Nei vari sussulti di tipo innovativo o depressivo che, di anno in anno, il ministero dell’Istruzione presenta attraverso l’evoluzione delle normative didattiche, compare anche la geografia, materia sbadatamente considerata più adatta alle scuole primarie e secondarie, anziché ad altri livelli scolastici.
Eppure, da oltre un secolo, la geografia non è più la litania delle lunghezze dei fiumi, delle altezze dei monti o dei toponimi: un po’ alla volta è diventata l’autocoscienza della terra, cioè quel luogo del sapere scientifico, forse l’unico, dove natura, fenomeni e relazioni reciproche rappresentano il metodo attraverso il quale la conoscenza del Pianeta assume significato ed orizzonte interpretativo.
Se ne deduce che il legislatore, insieme ai burocrati di contorno, possieda una conoscenza della materia geografica antica vecchia di oltre un secolo, per lo meno da quando lo statunitense Richard Hartshorn affermò in un suo importante volume (The nature of Geography, 1939) che la geografia è una scienza-metodo, nel senso che riguarda la distribuzione di fatti e di fenomeni fisici e umani sulla superficie terrestre, quindi non descrive la Terra, ma correla le sue componenti per decifrarne un significato.
Alcune piccole aperture di questi giorni da parte del Tar del Lazio (sentenza n.10289/2017) lasciano intravvedere uno spiraglio per una maggiore attenzione ad un mondo scientifico, quello dei geografi, che, per vari motivi, soffre per essere delegato ad un livello di valutazione così modesto.

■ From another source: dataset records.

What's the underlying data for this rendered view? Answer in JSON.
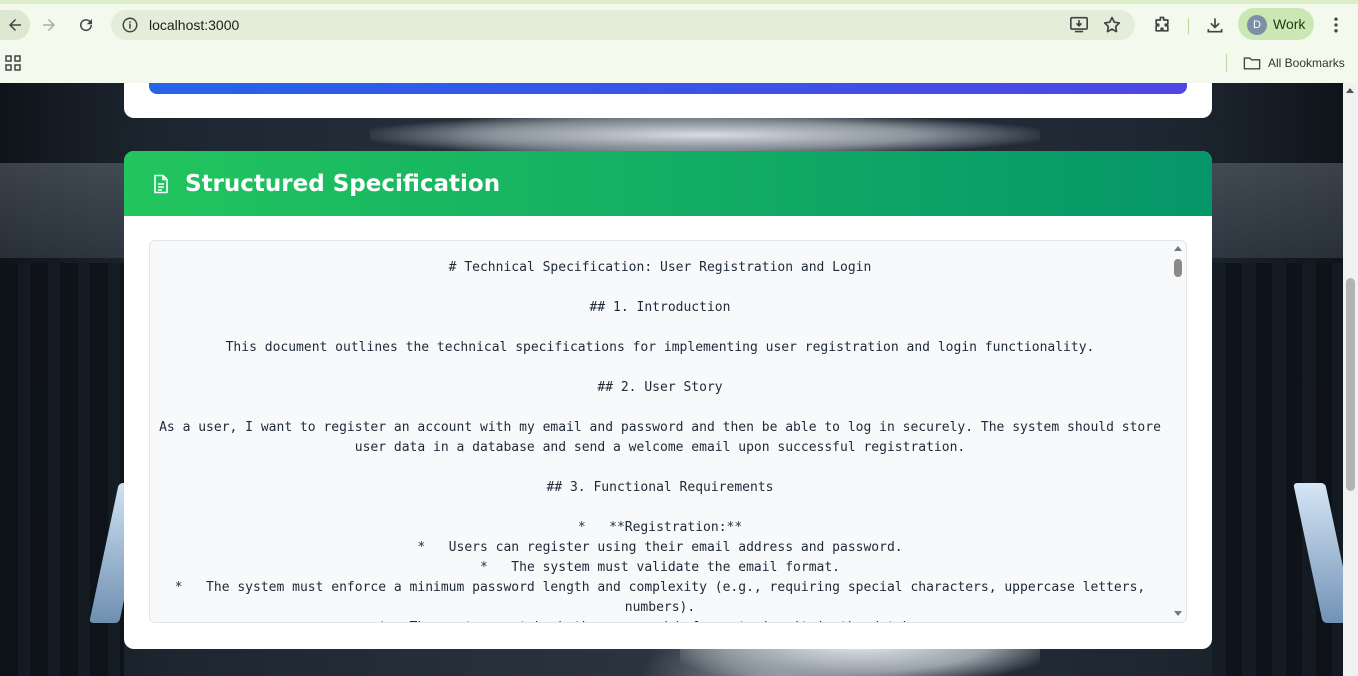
{
  "browser": {
    "url": "localhost:3000",
    "profile_initial": "D",
    "profile_label": "Work",
    "all_bookmarks_label": "All Bookmarks"
  },
  "spec": {
    "title": "Structured Specification",
    "lines": [
      "# Technical Specification: User Registration and Login",
      "",
      "## 1. Introduction",
      "",
      "This document outlines the technical specifications for implementing user registration and login functionality.",
      "",
      "## 2. User Story",
      "",
      "As a user, I want to register an account with my email and password and then be able to log in securely. The system should store user data in a database and send a welcome email upon successful registration.",
      "",
      "## 3. Functional Requirements",
      "",
      "*   **Registration:**",
      "*   Users can register using their email address and password.",
      "*   The system must validate the email format.",
      "*   The system must enforce a minimum password length and complexity (e.g., requiring special characters, uppercase letters, numbers).",
      "*   The system must hash the password before storing it in the database."
    ]
  },
  "colors": {
    "header_gradient_start": "#22c55e",
    "header_gradient_end": "#059669",
    "progress_gradient_start": "#2563eb",
    "progress_gradient_end": "#4f46e5"
  }
}
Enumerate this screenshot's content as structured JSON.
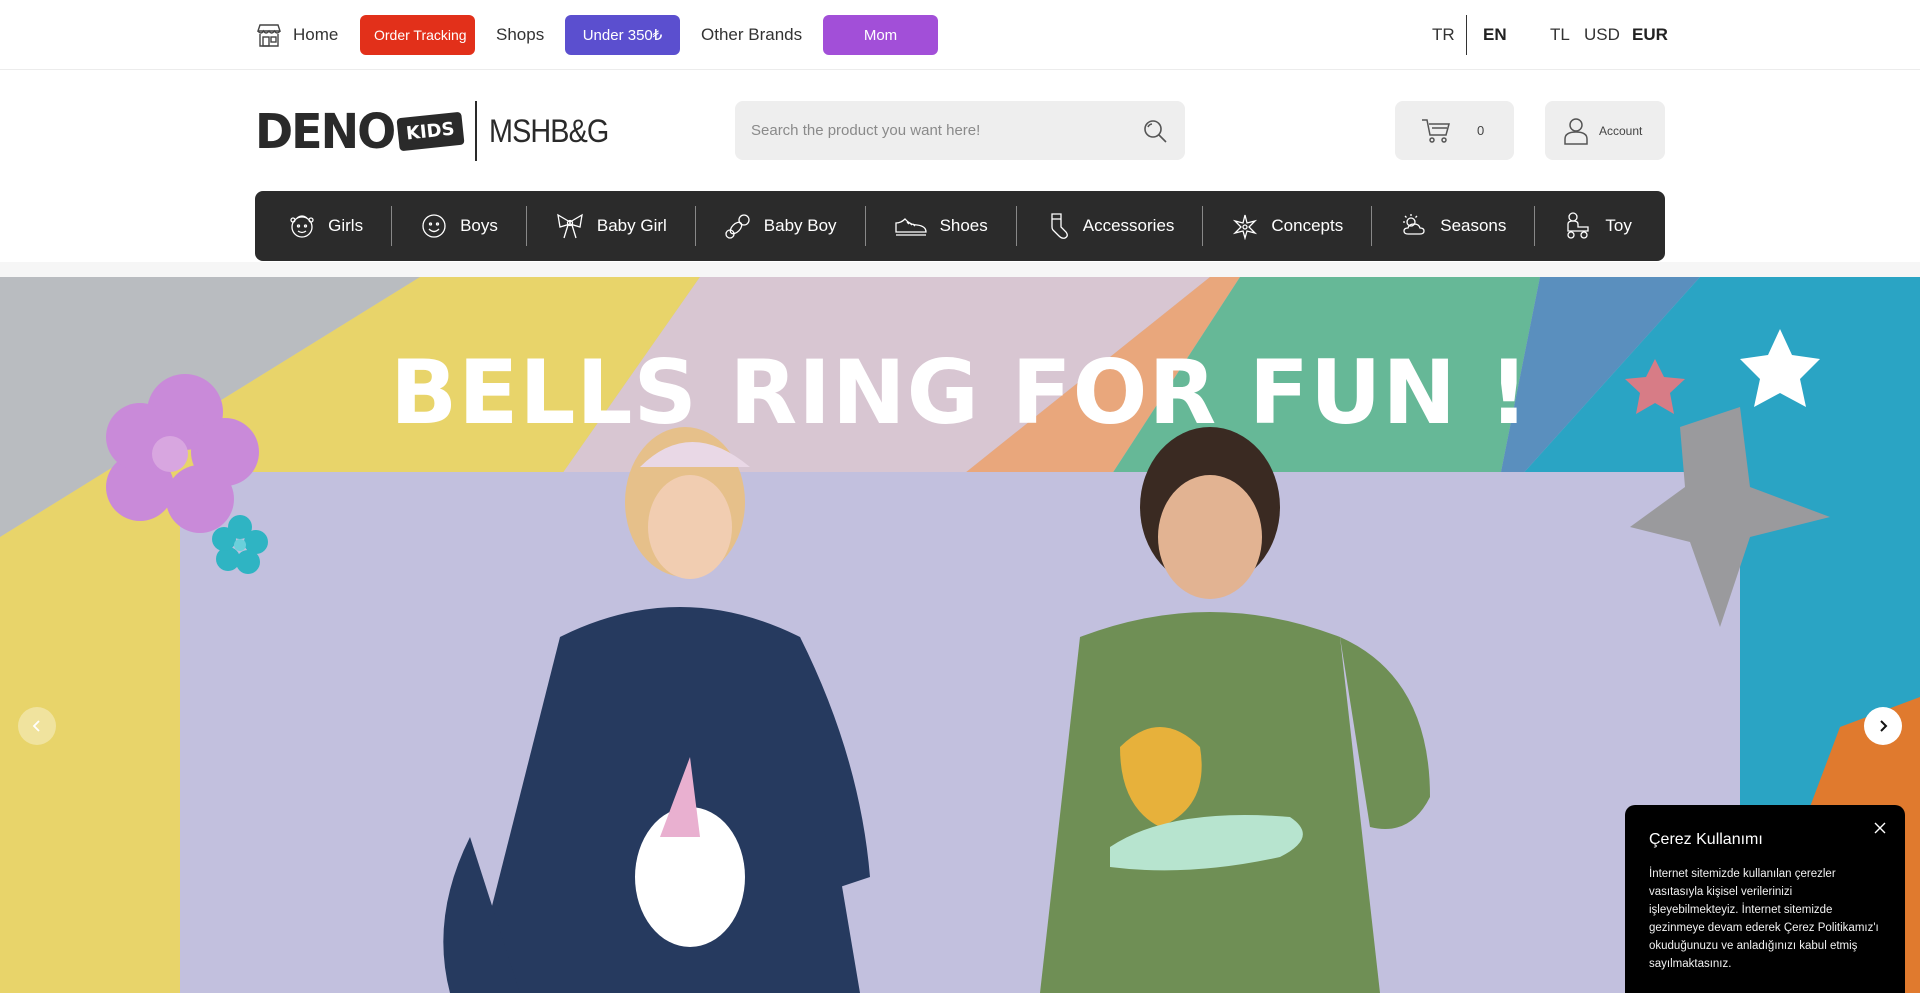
{
  "topbar": {
    "home_label": "Home",
    "order_tracking_label": "Order Tracking",
    "shops_label": "Shops",
    "under_label": "Under 350₺",
    "other_brands_label": "Other Brands",
    "mom_label": "Mom",
    "lang_tr": "TR",
    "lang_en": "EN",
    "cur_tl": "TL",
    "cur_usd": "USD",
    "cur_eur": "EUR"
  },
  "colors": {
    "order_tracking": "#e2301a",
    "under": "#5b4fcf",
    "mom": "#a24fd8",
    "nav_bg": "#2b2b2b"
  },
  "header": {
    "logo_main": "DENO",
    "logo_tag": "KIDS",
    "logo_second": "MSHB&G",
    "search_placeholder": "Search the product you want here!",
    "cart_count": "0",
    "account_label": "Account"
  },
  "categories": [
    {
      "label": "Girls",
      "icon": "girl-face-icon"
    },
    {
      "label": "Boys",
      "icon": "boy-face-icon"
    },
    {
      "label": "Baby Girl",
      "icon": "bow-icon"
    },
    {
      "label": "Baby Boy",
      "icon": "pacifier-icon"
    },
    {
      "label": "Shoes",
      "icon": "shoe-icon"
    },
    {
      "label": "Accessories",
      "icon": "sock-icon"
    },
    {
      "label": "Concepts",
      "icon": "sparkle-icon"
    },
    {
      "label": "Seasons",
      "icon": "sun-cloud-icon"
    },
    {
      "label": "Toy",
      "icon": "toy-car-icon"
    }
  ],
  "hero": {
    "title": "BELLS RING FOR FUN !"
  },
  "cookie": {
    "title": "Çerez Kullanımı",
    "text": "İnternet sitemizde kullanılan çerezler vasıtasıyla kişisel verilerinizi işleyebilmekteyiz. İnternet sitemizde gezinmeye devam ederek Çerez Politikamız'ı okuduğunuzu ve anladığınızı kabul etmiş sayılmaktasınız."
  }
}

A fronte di una ignoranza spaventosa delle nuove generazioni in ambito geografico e non solo, come documentato da alcune recenti inchieste giornalistiche, la geografia sarà riassegnata ai geografi abilitati, consentendo loro di esporla con professionalità: non è stata una svista o una banalità, ma costituiva un’idiozia che tale materia fosse insegnata dai titolari di italiano, storia o scienze.
Si tratta finalmente di un po’ di giustizia? Qualcuno è riuscito ad aggiornare la classe politica sui contenuti della materia?
La geografia, da alcuni decenni a questa parte, assume, diversamente dalle scelte ministeriali, un ruolo fondamentale per la comprensione dei meccanismi di trasformazione della realtà del Pianeta, nella quale sono proiettati i modelli culturali, i sistemi di relazione, le concrete possibilità di vita per tutti gli esseri viventi nel presente e nel futuro.
Infatti, se l’informatica, la lingua inglese e la statistica, ad esempio, possono essere concepite come campi di conoscenza infrastrutturali o di servizio per la comunicazione e per l’informazione, bisogna riuscire a divulgare a studenti, politici ed amministratori che la geografia è il luogo di sintesi delle molteplici relazioni che si sviluppano su un determinato territorio, relazioni che nessun’altra materia è in grado di promuovere o realizzare e che producono un nuovo e più efficiente livello di conoscenza della realtà ambientale.
Potremmo assimilare la complessità della terra ad una teorica sommatoria di sistemi apparentemente caotici. Nella realtà, grazie alla cultura ed alla sensibilità dei geografi si è sviluppata una valutazione sempre più attenta delle condizioni ambientali, dove l’imprevedibilità degli eventi e l’evoluzione stessa del sistema Terra suscitano nell’opinione pubblica maggiore attenzione, interesse e curiosità proprio in quanto si tratta della nostra casa comune.
Ecco il motivo per cui la Geografia ha la pretesa di essere un punto di osservazione della realtà, determinante nella formazione del sapere inteso come sistema complesso ed armonico.
La visione antropocentrica, a suo tempo pensata positivamente per porre al centro dello sguardo l’esperienza razionale dell’essere umano, sembra lasciare sempre più spazio ad un’idea di ciclicità processuale, dove la conoscenza sia perennemente innescata dalla curiosità, dilettantistica o geniale a seconda degli individui, ma che alimenta il motore della ricerca scientifica e, più in generale, quello della conoscenza nella vita quotidiana.